93 Comments on Gigabyte's AORUS FO32U2P Sports DisplayPort 2.1 and a 4K 240 Hz QD-OLED Panel
Will get info next week with regards to the daisy-chain port and the USB-C input.
Unless it cost 2000 EUR or releases in more than a year, I will therefore be going with this one, speakers, DP2.1 80gbps, glossy, flat...
Will we be able to get a photo and block diagram of new display IC? Have Samsung and Nvidia been able to fix 120Hz limitation on RTX cards?
Why would they offer a toggle? No need to be vulgar about the topic.
DSC should only be used when necessary, for example in multi-monitor set-up for public displays when raw bandwidth is not enough to power configurations.
The fact that some vendors abuse the system and offer lower bandwidth port when higher bandwidth is available, which is what we are seeing with the transition from DP 1.4 to DP 2.1, is another separate matter.
I agree that most vendors are cheap on new ports and offer older DP 1.4 when it is not necessary, while trying to sell to us expensive monitors at the same time. Monitor vendors know that this the last year they could possibly get away with this nonsense.
Once Nvidia finally releases 5000 GPUs with full speed DP 2.1 ports, all monitor vendors will be kicking and screaming at CES 2025 tha their displays also offer the same and are ideal for new Nvidia cards. Just watch it happen. They are so predictable and dependent on every fart from Nvidia.
So the PC cannot see or record the compressed image.
In practice, there should be a very accurate video camera that would record the screen (with the used screen refresh rate), compressed and uncompressed, and then compare these two videos with each other.
Or make a program that would simulate DSC compression.
You also might find a tool for DCS simulation from Cadense or some other company.

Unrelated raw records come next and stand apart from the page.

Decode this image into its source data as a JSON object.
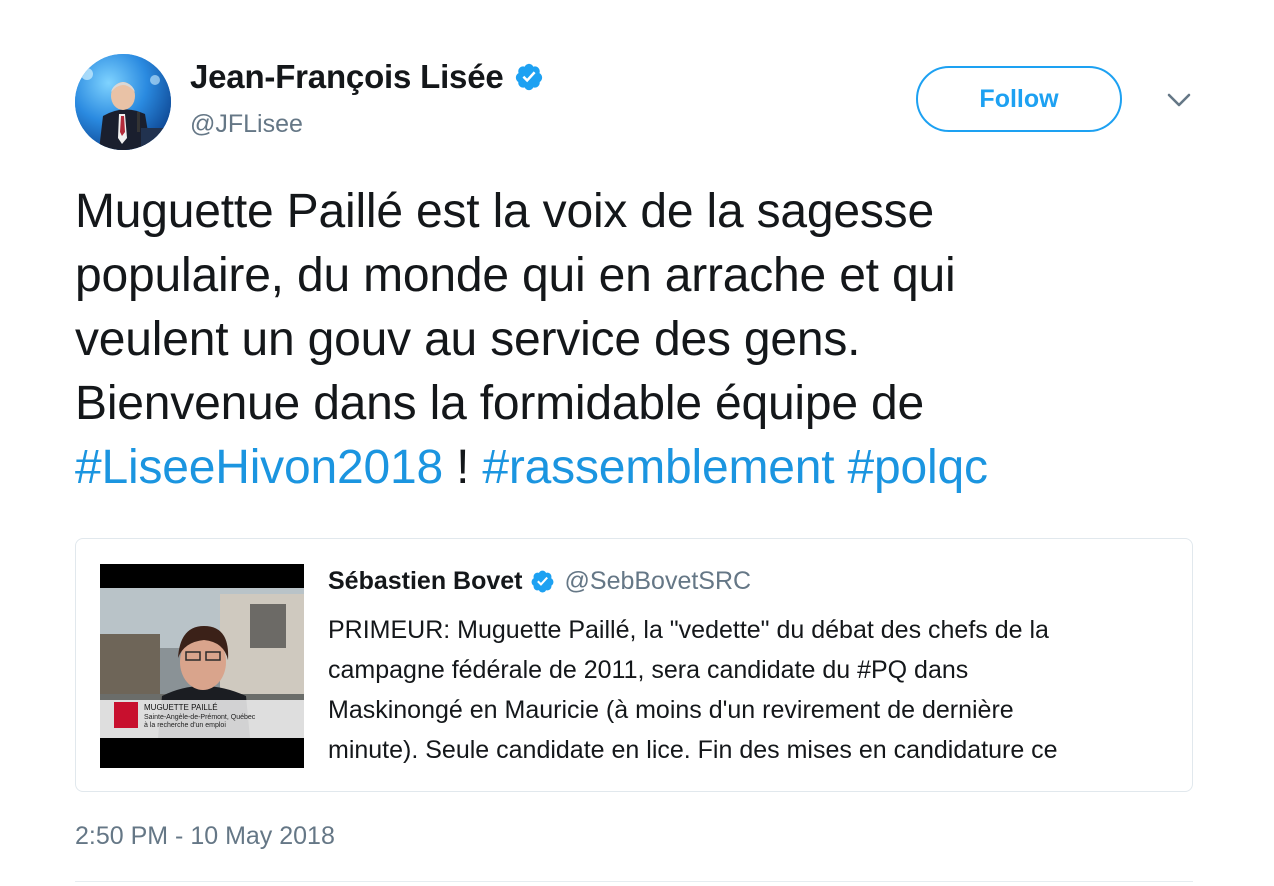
{
  "author": {
    "display_name": "Jean-François Lisée",
    "handle": "@JFLisee",
    "verified_icon": "verified-badge-icon",
    "avatar_icon": "avatar"
  },
  "actions": {
    "follow_label": "Follow",
    "more_icon": "chevron-down-icon"
  },
  "tweet": {
    "line1": "Muguette Paillé est la voix de la sagesse",
    "line2": "populaire, du monde qui en arrache et qui",
    "line3": "veulent un gouv au service des gens.",
    "line4": "Bienvenue dans la formidable équipe de",
    "hashtag1": "#LiseeHivon2018",
    "exclaim": " ! ",
    "hashtag2": "#rassemblement",
    "space": " ",
    "hashtag3": "#polqc"
  },
  "quoted_tweet": {
    "display_name": "Sébastien Bovet",
    "handle": "@SebBovetSRC",
    "text": "PRIMEUR: Muguette Paillé, la \"vedette\" du débat des chefs de la\ncampagne fédérale de 2011, sera candidate du #PQ dans\nMaskinongé en Mauricie (à moins d'un revirement de dernière\nminute). Seule candidate en lice. Fin des mises en candidature ce",
    "media": {
      "caption_name": "MUGUETTE PAILLÉ",
      "caption_line1": "Sainte-Angèle-de-Prémont, Québec",
      "caption_line2": "à la recherche d'un emploi"
    }
  },
  "timestamp": "2:50 PM - 10 May 2018",
  "colors": {
    "accent": "#1da1f2",
    "hashtag": "#1b95e0",
    "text": "#14171a",
    "secondary": "#657786"
  }
}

www.cadence.com/en_US/home/tools/system-design-and-verification/verification-ip/simulation-vip/display/dsc.html
DP1.4 and lower also support max. HBR3, which means 4K@120Hz@8bit only (4K@97Hz@10bit is the maximum without DSC). Even 4K@120Hz@10bit do require a little bit of DSC .
But finding a capture card with real DSC-only refresh rates (like 4K@240Hz) may require a very expensive capture card (if they even exist).

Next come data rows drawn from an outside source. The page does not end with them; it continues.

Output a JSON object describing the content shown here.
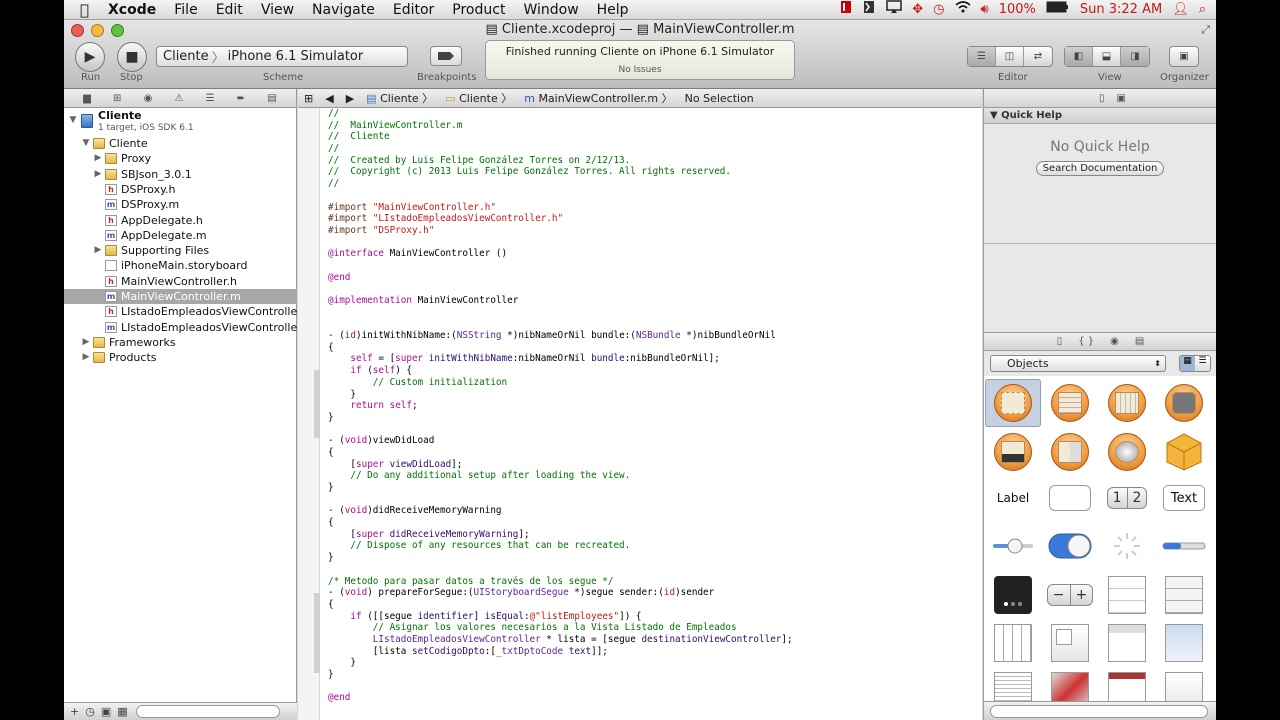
{
  "menubar": {
    "apple": "",
    "app": "Xcode",
    "items": [
      "File",
      "Edit",
      "View",
      "Navigate",
      "Editor",
      "Product",
      "Window",
      "Help"
    ],
    "battery": "100%",
    "clock": "Sun 3:22 AM"
  },
  "window": {
    "title_project": "Cliente.xcodeproj",
    "title_sep": "—",
    "title_file": "MainViewController.m"
  },
  "toolbar": {
    "run_label": "Run",
    "stop_label": "Stop",
    "scheme_target": "Cliente",
    "scheme_sep": "〉",
    "scheme_dest": "iPhone 6.1 Simulator",
    "scheme_label": "Scheme",
    "breakpoints_label": "Breakpoints",
    "activity_status": "Finished running Cliente on iPhone 6.1 Simulator",
    "activity_issues": "No Issues",
    "editor_label": "Editor",
    "view_label": "View",
    "organizer_label": "Organizer"
  },
  "navigator": {
    "project_name": "Cliente",
    "project_sub": "1 target, iOS SDK 6.1",
    "items": [
      {
        "label": "Cliente",
        "kind": "folder",
        "level": 1,
        "open": true
      },
      {
        "label": "Proxy",
        "kind": "folder",
        "level": 2,
        "open": false
      },
      {
        "label": "SBJson_3.0.1",
        "kind": "folder",
        "level": 2,
        "open": false
      },
      {
        "label": "DSProxy.h",
        "kind": "h",
        "level": 2
      },
      {
        "label": "DSProxy.m",
        "kind": "m",
        "level": 2
      },
      {
        "label": "AppDelegate.h",
        "kind": "h",
        "level": 2
      },
      {
        "label": "AppDelegate.m",
        "kind": "m",
        "level": 2
      },
      {
        "label": "Supporting Files",
        "kind": "folder",
        "level": 2,
        "open": false
      },
      {
        "label": "iPhoneMain.storyboard",
        "kind": "sb",
        "level": 2
      },
      {
        "label": "MainViewController.h",
        "kind": "h",
        "level": 2
      },
      {
        "label": "MainViewController.m",
        "kind": "m",
        "level": 2,
        "selected": true
      },
      {
        "label": "LIstadoEmpleadosViewController.h",
        "kind": "h",
        "level": 2
      },
      {
        "label": "LIstadoEmpleadosViewController.m",
        "kind": "m",
        "level": 2
      },
      {
        "label": "Frameworks",
        "kind": "folder",
        "level": 1,
        "open": false
      },
      {
        "label": "Products",
        "kind": "folder",
        "level": 1,
        "open": false
      }
    ]
  },
  "jumpbar": {
    "items": [
      "Cliente",
      "Cliente",
      "MainViewController.m",
      "No Selection"
    ]
  },
  "code_lines": [
    [
      [
        "cm",
        "//"
      ]
    ],
    [
      [
        "cm",
        "//  MainViewController.m"
      ]
    ],
    [
      [
        "cm",
        "//  Cliente"
      ]
    ],
    [
      [
        "cm",
        "//"
      ]
    ],
    [
      [
        "cm",
        "//  Created by Luis Felipe González Torres on 2/12/13."
      ]
    ],
    [
      [
        "cm",
        "//  Copyright (c) 2013 Luis Felipe González Torres. All rights reserved."
      ]
    ],
    [
      [
        "cm",
        "//"
      ]
    ],
    [
      [
        "",
        ""
      ]
    ],
    [
      [
        "pp",
        "#import "
      ],
      [
        "st",
        "\"MainViewController.h\""
      ]
    ],
    [
      [
        "pp",
        "#import "
      ],
      [
        "st",
        "\"LIstadoEmpleadosViewController.h\""
      ]
    ],
    [
      [
        "pp",
        "#import "
      ],
      [
        "st",
        "\"DSProxy.h\""
      ]
    ],
    [
      [
        "",
        ""
      ]
    ],
    [
      [
        "kw",
        "@interface"
      ],
      [
        "",
        " MainViewController ()"
      ]
    ],
    [
      [
        "",
        ""
      ]
    ],
    [
      [
        "kw",
        "@end"
      ]
    ],
    [
      [
        "",
        ""
      ]
    ],
    [
      [
        "kw",
        "@implementation"
      ],
      [
        "",
        " MainViewController"
      ]
    ],
    [
      [
        "",
        ""
      ]
    ],
    [
      [
        "",
        ""
      ]
    ],
    [
      [
        "",
        "- ("
      ],
      [
        "kw",
        "id"
      ],
      [
        "",
        ")initWithNibName:("
      ],
      [
        "ty",
        "NSString"
      ],
      [
        "",
        " *)nibNameOrNil bundle:("
      ],
      [
        "ty",
        "NSBundle"
      ],
      [
        "",
        " *)nibBundleOrNil"
      ]
    ],
    [
      [
        "",
        "{"
      ]
    ],
    [
      [
        "",
        "    "
      ],
      [
        "kw",
        "self"
      ],
      [
        "",
        " = ["
      ],
      [
        "kw",
        "super"
      ],
      [
        "fn",
        " initWithNibName"
      ],
      [
        "",
        ":nibNameOrNil "
      ],
      [
        "fn",
        "bundle"
      ],
      [
        "",
        ":nibBundleOrNil];"
      ]
    ],
    [
      [
        "",
        "    "
      ],
      [
        "kw",
        "if"
      ],
      [
        "",
        " ("
      ],
      [
        "kw",
        "self"
      ],
      [
        "",
        ") {"
      ]
    ],
    [
      [
        "",
        "        "
      ],
      [
        "cm",
        "// Custom initialization"
      ]
    ],
    [
      [
        "",
        "    }"
      ]
    ],
    [
      [
        "",
        "    "
      ],
      [
        "kw",
        "return"
      ],
      [
        "",
        " "
      ],
      [
        "kw",
        "self"
      ],
      [
        "",
        ";"
      ]
    ],
    [
      [
        "",
        "}"
      ]
    ],
    [
      [
        "",
        ""
      ]
    ],
    [
      [
        "",
        "- ("
      ],
      [
        "kw",
        "void"
      ],
      [
        "",
        ")viewDidLoad"
      ]
    ],
    [
      [
        "",
        "{"
      ]
    ],
    [
      [
        "",
        "    ["
      ],
      [
        "kw",
        "super"
      ],
      [
        "fn",
        " viewDidLoad"
      ],
      [
        "",
        "];"
      ]
    ],
    [
      [
        "",
        "    "
      ],
      [
        "cm",
        "// Do any additional setup after loading the view."
      ]
    ],
    [
      [
        "",
        "}"
      ]
    ],
    [
      [
        "",
        ""
      ]
    ],
    [
      [
        "",
        "- ("
      ],
      [
        "kw",
        "void"
      ],
      [
        "",
        ")didReceiveMemoryWarning"
      ]
    ],
    [
      [
        "",
        "{"
      ]
    ],
    [
      [
        "",
        "    ["
      ],
      [
        "kw",
        "super"
      ],
      [
        "fn",
        " didReceiveMemoryWarning"
      ],
      [
        "",
        "];"
      ]
    ],
    [
      [
        "",
        "    "
      ],
      [
        "cm",
        "// Dispose of any resources that can be recreated."
      ]
    ],
    [
      [
        "",
        "}"
      ]
    ],
    [
      [
        "",
        ""
      ]
    ],
    [
      [
        "cm",
        "/* Metodo para pasar datos a través de los segue */"
      ]
    ],
    [
      [
        "",
        "- ("
      ],
      [
        "kw",
        "void"
      ],
      [
        "",
        ") prepareForSegue:("
      ],
      [
        "ty",
        "UIStoryboardSegue"
      ],
      [
        "",
        " *)segue sender:("
      ],
      [
        "kw",
        "id"
      ],
      [
        "",
        ")sender"
      ]
    ],
    [
      [
        "",
        "{"
      ]
    ],
    [
      [
        "",
        "    "
      ],
      [
        "kw",
        "if"
      ],
      [
        "",
        " ([[segue "
      ],
      [
        "fn",
        "identifier"
      ],
      [
        "",
        "] "
      ],
      [
        "fn",
        "isEqual"
      ],
      [
        "",
        ":"
      ],
      [
        "st",
        "@\"listEmployees\""
      ],
      [
        "",
        "]) {"
      ]
    ],
    [
      [
        "",
        "        "
      ],
      [
        "cm",
        "// Asignar los valores necesarios a la Vista Listado de Empleados"
      ]
    ],
    [
      [
        "",
        "        "
      ],
      [
        "ty",
        "LIstadoEmpleadosViewController"
      ],
      [
        "",
        " * lista = [segue "
      ],
      [
        "fn",
        "destinationViewController"
      ],
      [
        "",
        "];"
      ]
    ],
    [
      [
        "",
        "        [lista "
      ],
      [
        "fn",
        "setCodigoDpto"
      ],
      [
        "",
        ":["
      ],
      [
        "ty",
        "_txtDptoCode"
      ],
      [
        "",
        " "
      ],
      [
        "fn",
        "text"
      ],
      [
        "",
        "]];"
      ]
    ],
    [
      [
        "",
        "    }"
      ]
    ],
    [
      [
        "",
        "}"
      ]
    ],
    [
      [
        "",
        ""
      ]
    ],
    [
      [
        "kw",
        "@end"
      ]
    ]
  ],
  "quick_help": {
    "header": "Quick Help",
    "empty": "No Quick Help",
    "search_button": "Search Documentation"
  },
  "library": {
    "selector": "Objects",
    "label_item": "Label",
    "segment_1": "1",
    "segment_2": "2",
    "text_item": "Text"
  }
}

By the way, DSC has been tested and it was basically visually lossless in most static images and completely indistinguishable on panning images. So, stop that. Ty.

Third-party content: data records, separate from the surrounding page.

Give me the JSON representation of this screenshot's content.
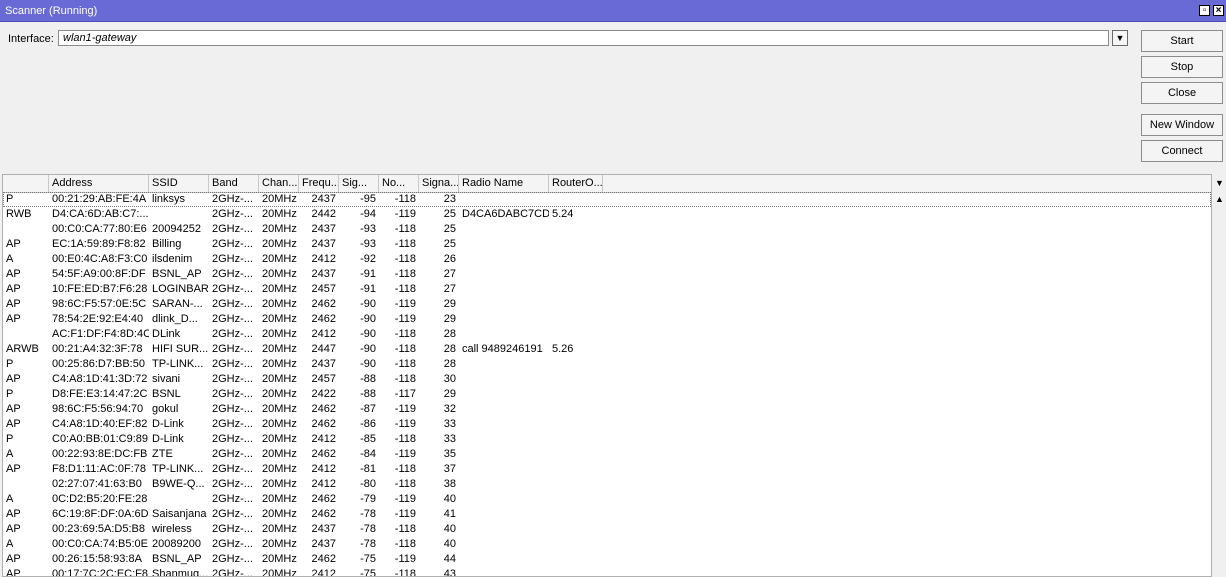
{
  "window": {
    "title": "Scanner (Running)",
    "restore_icon": "restore-icon",
    "close_icon": "close-icon"
  },
  "interface": {
    "label": "Interface:",
    "value": "wlan1-gateway",
    "dropdown_icon": "dropdown-arrow-icon"
  },
  "buttons": {
    "start": "Start",
    "stop": "Stop",
    "close": "Close",
    "new_window": "New Window",
    "connect": "Connect"
  },
  "table": {
    "columns": [
      "",
      "Address",
      "SSID",
      "Band",
      "Chan...",
      "Frequ...",
      "Sig...",
      "No...",
      "Signa...",
      "Radio Name",
      "RouterO..."
    ],
    "rows": [
      [
        "P",
        "00:21:29:AB:FE:4A",
        "linksys",
        "2GHz-...",
        "20MHz",
        "2437",
        "-95",
        "-118",
        "23",
        "",
        ""
      ],
      [
        "RWB",
        "D4:CA:6D:AB:C7:...",
        "",
        "2GHz-...",
        "20MHz",
        "2442",
        "-94",
        "-119",
        "25",
        "D4CA6DABC7CD",
        "5.24"
      ],
      [
        "",
        "00:C0:CA:77:80:E6",
        "20094252",
        "2GHz-...",
        "20MHz",
        "2437",
        "-93",
        "-118",
        "25",
        "",
        ""
      ],
      [
        "AP",
        "EC:1A:59:89:F8:82",
        "Billing",
        "2GHz-...",
        "20MHz",
        "2437",
        "-93",
        "-118",
        "25",
        "",
        ""
      ],
      [
        "A",
        "00:E0:4C:A8:F3:C0",
        "ilsdenim",
        "2GHz-...",
        "20MHz",
        "2412",
        "-92",
        "-118",
        "26",
        "",
        ""
      ],
      [
        "AP",
        "54:5F:A9:00:8F:DF",
        "BSNL_AP",
        "2GHz-...",
        "20MHz",
        "2437",
        "-91",
        "-118",
        "27",
        "",
        ""
      ],
      [
        "AP",
        "10:FE:ED:B7:F6:28",
        "LOGINBAR",
        "2GHz-...",
        "20MHz",
        "2457",
        "-91",
        "-118",
        "27",
        "",
        ""
      ],
      [
        "AP",
        "98:6C:F5:57:0E:5C",
        "SARAN-...",
        "2GHz-...",
        "20MHz",
        "2462",
        "-90",
        "-119",
        "29",
        "",
        ""
      ],
      [
        "AP",
        "78:54:2E:92:E4:40",
        "dlink_D...",
        "2GHz-...",
        "20MHz",
        "2462",
        "-90",
        "-119",
        "29",
        "",
        ""
      ],
      [
        "",
        "AC:F1:DF:F4:8D:4C",
        "DLink",
        "2GHz-...",
        "20MHz",
        "2412",
        "-90",
        "-118",
        "28",
        "",
        ""
      ],
      [
        "ARWB",
        "00:21:A4:32:3F:78",
        "HIFI SUR...",
        "2GHz-...",
        "20MHz",
        "2447",
        "-90",
        "-118",
        "28",
        "call 9489246191",
        "5.26"
      ],
      [
        "P",
        "00:25:86:D7:BB:50",
        "TP-LINK...",
        "2GHz-...",
        "20MHz",
        "2437",
        "-90",
        "-118",
        "28",
        "",
        ""
      ],
      [
        "AP",
        "C4:A8:1D:41:3D:72",
        "sivani",
        "2GHz-...",
        "20MHz",
        "2457",
        "-88",
        "-118",
        "30",
        "",
        ""
      ],
      [
        "P",
        "D8:FE:E3:14:47:2C",
        "BSNL",
        "2GHz-...",
        "20MHz",
        "2422",
        "-88",
        "-117",
        "29",
        "",
        ""
      ],
      [
        "AP",
        "98:6C:F5:56:94:70",
        "gokul",
        "2GHz-...",
        "20MHz",
        "2462",
        "-87",
        "-119",
        "32",
        "",
        ""
      ],
      [
        "AP",
        "C4:A8:1D:40:EF:82",
        "D-Link",
        "2GHz-...",
        "20MHz",
        "2462",
        "-86",
        "-119",
        "33",
        "",
        ""
      ],
      [
        "P",
        "C0:A0:BB:01:C9:89",
        "D-Link",
        "2GHz-...",
        "20MHz",
        "2412",
        "-85",
        "-118",
        "33",
        "",
        ""
      ],
      [
        "A",
        "00:22:93:8E:DC:FB",
        "ZTE",
        "2GHz-...",
        "20MHz",
        "2462",
        "-84",
        "-119",
        "35",
        "",
        ""
      ],
      [
        "AP",
        "F8:D1:11:AC:0F:78",
        "TP-LINK...",
        "2GHz-...",
        "20MHz",
        "2412",
        "-81",
        "-118",
        "37",
        "",
        ""
      ],
      [
        "",
        "02:27:07:41:63:B0",
        "B9WE-Q...",
        "2GHz-...",
        "20MHz",
        "2412",
        "-80",
        "-118",
        "38",
        "",
        ""
      ],
      [
        "A",
        "0C:D2:B5:20:FE:28",
        "",
        "2GHz-...",
        "20MHz",
        "2462",
        "-79",
        "-119",
        "40",
        "",
        ""
      ],
      [
        "AP",
        "6C:19:8F:DF:0A:6D",
        "Saisanjana",
        "2GHz-...",
        "20MHz",
        "2462",
        "-78",
        "-119",
        "41",
        "",
        ""
      ],
      [
        "AP",
        "00:23:69:5A:D5:B8",
        "wireless",
        "2GHz-...",
        "20MHz",
        "2437",
        "-78",
        "-118",
        "40",
        "",
        ""
      ],
      [
        "A",
        "00:C0:CA:74:B5:0E",
        "20089200",
        "2GHz-...",
        "20MHz",
        "2437",
        "-78",
        "-118",
        "40",
        "",
        ""
      ],
      [
        "AP",
        "00:26:15:58:93:8A",
        "BSNL_AP",
        "2GHz-...",
        "20MHz",
        "2462",
        "-75",
        "-119",
        "44",
        "",
        ""
      ],
      [
        "AP",
        "00:17:7C:2C:EC:F8",
        "Shanmug...",
        "2GHz-...",
        "20MHz",
        "2412",
        "-75",
        "-118",
        "43",
        "",
        ""
      ]
    ]
  }
}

www.researchgate.net/publication/317425815_Large_Scale_Subjective_Evaluation_of_Display_Stream_Compression
I also want to point out that increasing bandwidth reduce the lenght of copper cables (attenuation and noise heavily affect signal integrity): DP80 cables are 1.2m maximum, if you want longer cables for 80Gbps you need fiber. And a fiber cable is obviously way more expensive than a copper one.
Getting rid of dsc is good since it will allow for nvidia dsr to work again.
For example:
www.amazon.com/UGREEN-DisplayPort-Certified-Compatible-FreeSync/dp/B0CDW8J7GY/
www.amazon.com/JSAUX-Displayport-Backward-Compatible-Graphics/dp/B0CLNRBR5Y/ It works with DSC as well, but it depends on the hardware. It's more of an Nvidia issue than a DSC issue.
tftcentral.co.uk/news/nvidia-dsr-and-dldsr-do-work-with-dsc-monitors-sometimes
(cannot find the Jsaux one, probably a rebranded iVANKY since they both come from Shenzhen: DP40 too).
And, as i said, there isn't any >1.2m DP80 certified cable.
www.displayport.org/product-category/cables-adaptors/?ps&pcat%5B0%5D=dp80-certified-cables
www.anandtech.com/show/18812/amd-announces-radeon-pro-w7900-w7800-rdna-3-workstation-cards
I have it connected with TB4 to Macbook Air (4k, 144hz) and PC. It works flawlessly - no external KVM needed, everything works like a charm (dual monitor when on Mac, shared camera, 2.5G NIC, mouse/keyboard and speakers and Mac is always charging - and thats all with single cable with magnetic tip). I just wish they would make this monitor in 27''. 31.5'' is too big for me and with OLED, text clarity is probably poor at this PPI. Please, please make this in 27''.